Rusfertide stabilizes haematocrit for 2.5 years in PCV

Elvira Manzano
29 Jan 2024
Rusfertide stabilizes haematocrit for 2.5 years in PCV

The hepcidin mimetic rusfertide provides long-term control of haematocrit (2.5 years) and reduces the use of phlebotomy among patients with polycythemia vera (PCV) in the phase II REVIVE study.

Response rate with rusfertide was 69.2 percent (defined as haematocrit <45 percent during 12 weeks of treatment without phlebotomy) compared with 18.5 percent with placebo. Additionally, 24 of 26 patients treated with rusfertide did not receive phlebotomy compared with 12 of 27 in the placebo arm. [ASH 2023, abstract 745]

The REVIVE trial consists of three parts.  Part 1 was a dose-finding and dose-evaluation phase. Dr Ellen Ritchie from the Weill Cornell Medical College at Cornell University, New York, US reported findings from part 2 of the trial, a blinded, randomized, withdrawal of treatment phase, at ASH 2023.

Part 3 will be an open-label extension (OLE) to evaluate rusfertide dosing, safety, and efficacy for up to 3 years.

Ritchie said the randomized portion of the study was designed to look for efficacy. “Half of the patients were randomly assigned to placebo; half continued with rusfertide from weeks 29–41. At week 42, patients were allowed to take part in the OLE study.

The trial met the primary endpoint – 18 of 26 patients achieved a stable haematocrit level of <45 percent.

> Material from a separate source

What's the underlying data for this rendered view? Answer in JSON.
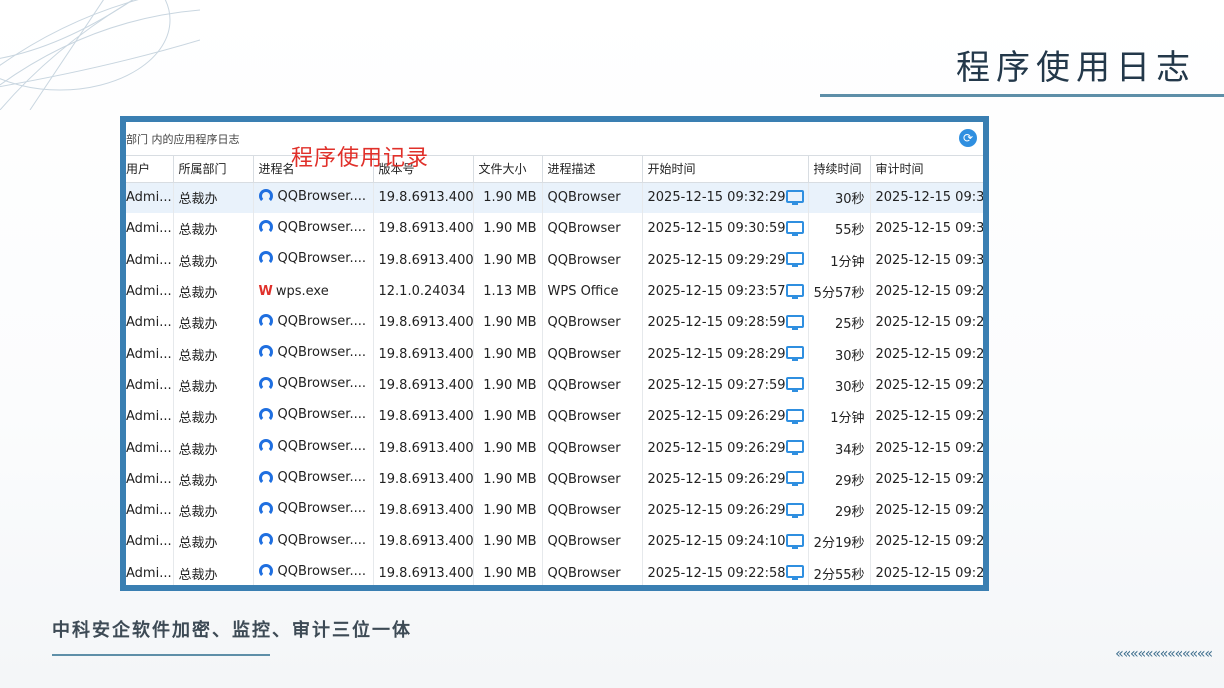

In the placebo arm of the withdrawal component, five of 27 patients achieved the primary endpoint. “Response to rusfertide was superior regardless of whether patients received cytoreductive therapy,” said Ritchie.

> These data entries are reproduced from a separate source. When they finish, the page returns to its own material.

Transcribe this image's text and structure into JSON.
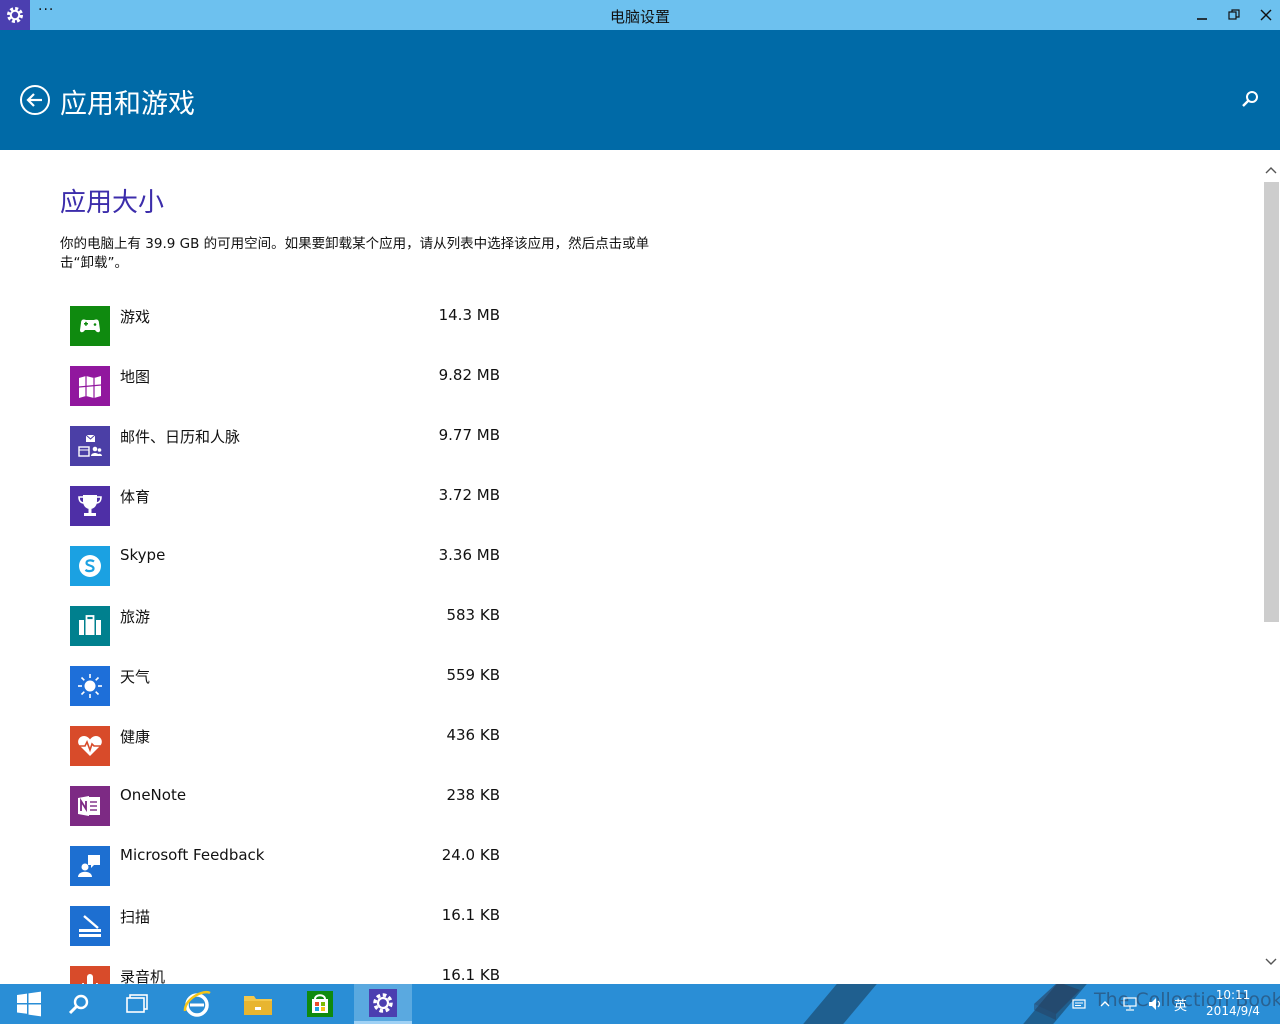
{
  "window": {
    "title": "电脑设置",
    "menu_glyph": "···",
    "minimize": "—",
    "restore": "❐",
    "close": "✕"
  },
  "header": {
    "title": "应用和游戏"
  },
  "section": {
    "title": "应用大小",
    "description": "你的电脑上有 39.9 GB 的可用空间。如果要卸载某个应用，请从列表中选择该应用，然后点击或单击“卸载”。"
  },
  "apps": [
    {
      "name": "游戏",
      "size": "14.3 MB",
      "color": "#0f8a0f",
      "icon": "game-controller-icon"
    },
    {
      "name": "地图",
      "size": "9.82 MB",
      "color": "#91179e",
      "icon": "map-icon"
    },
    {
      "name": "邮件、日历和人脉",
      "size": "9.77 MB",
      "color": "#4b3fa6",
      "icon": "mail-calendar-people-icon"
    },
    {
      "name": "体育",
      "size": "3.72 MB",
      "color": "#4e2fa6",
      "icon": "trophy-icon"
    },
    {
      "name": "Skype",
      "size": "3.36 MB",
      "color": "#1ba1e2",
      "icon": "skype-icon"
    },
    {
      "name": "旅游",
      "size": "583 KB",
      "color": "#00808e",
      "icon": "suitcase-icon"
    },
    {
      "name": "天气",
      "size": "559 KB",
      "color": "#1e6fd9",
      "icon": "sun-icon"
    },
    {
      "name": "健康",
      "size": "436 KB",
      "color": "#d84b2a",
      "icon": "heart-pulse-icon"
    },
    {
      "name": "OneNote",
      "size": "238 KB",
      "color": "#7d2a84",
      "icon": "onenote-icon"
    },
    {
      "name": "Microsoft Feedback",
      "size": "24.0 KB",
      "color": "#1d6fd1",
      "icon": "feedback-icon"
    },
    {
      "name": "扫描",
      "size": "16.1 KB",
      "color": "#1d6fd1",
      "icon": "scanner-icon"
    },
    {
      "name": "录音机",
      "size": "16.1 KB",
      "color": "#d84b2a",
      "icon": "microphone-icon"
    }
  ],
  "taskbar": {
    "items": [
      "start-icon",
      "search-icon",
      "task-view-icon",
      "internet-explorer-icon",
      "file-explorer-icon",
      "store-icon",
      "settings-icon"
    ],
    "tray_lang": "英",
    "time": "10:11",
    "date": "2014/9/4",
    "watermark": "The Collection Book"
  }
}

During the randomized withdrawal, 92.3 percent of those who continued with rusfertide did not require phlebotomy compared with 44.4 percent in the placebo arm. “Haemoglobin and erythrocyte counts increased only when rusfertide was held or discontinued,” she added.

Fifty-eight of the 70 patients enrolled in part 1 of the trial continued to part 3. As of mid-October, 57 patients had been treated for at least 1 year, 51 for ≥1.5 years, and 37 for ≥2 years.

“Mean haemoglobin levels generally remained stable and mean erythrocyte counts decreased through 2.5 years,” Ritchie reported. “Leukocyte counts also remained stable. Platelet count increased by about 30 percent as patients started rusfertide but did not increase further as they continued with treatment. Rusfertide resulted in normalization of serum ferritin levels over the 2.5 years.”

Patient-reported outcomes improved, including fatigue, early satiety, inactivity, concentration, night sweats, and itching.

Most adverse events were grade 1/2. Eight patients developed second malignancies.  Five high-risk patients had thromboembolic events.

When asked if the interval of treatment can be decreased, Ritchie said: “There is no data to support that. “Physicians were at liberty to adjust the dose to keep the haematocrit <45 percent. As this study cohort continues to be studied, that will be an interesting question: whether we can decrease the frequency or whether we can decrease the dose in some of these patients.”

PCV is a rare blood disorder characterized by excessive production of red blood cells, which can make the blood thicker. This can lead to increased blood viscosity, including thromboses.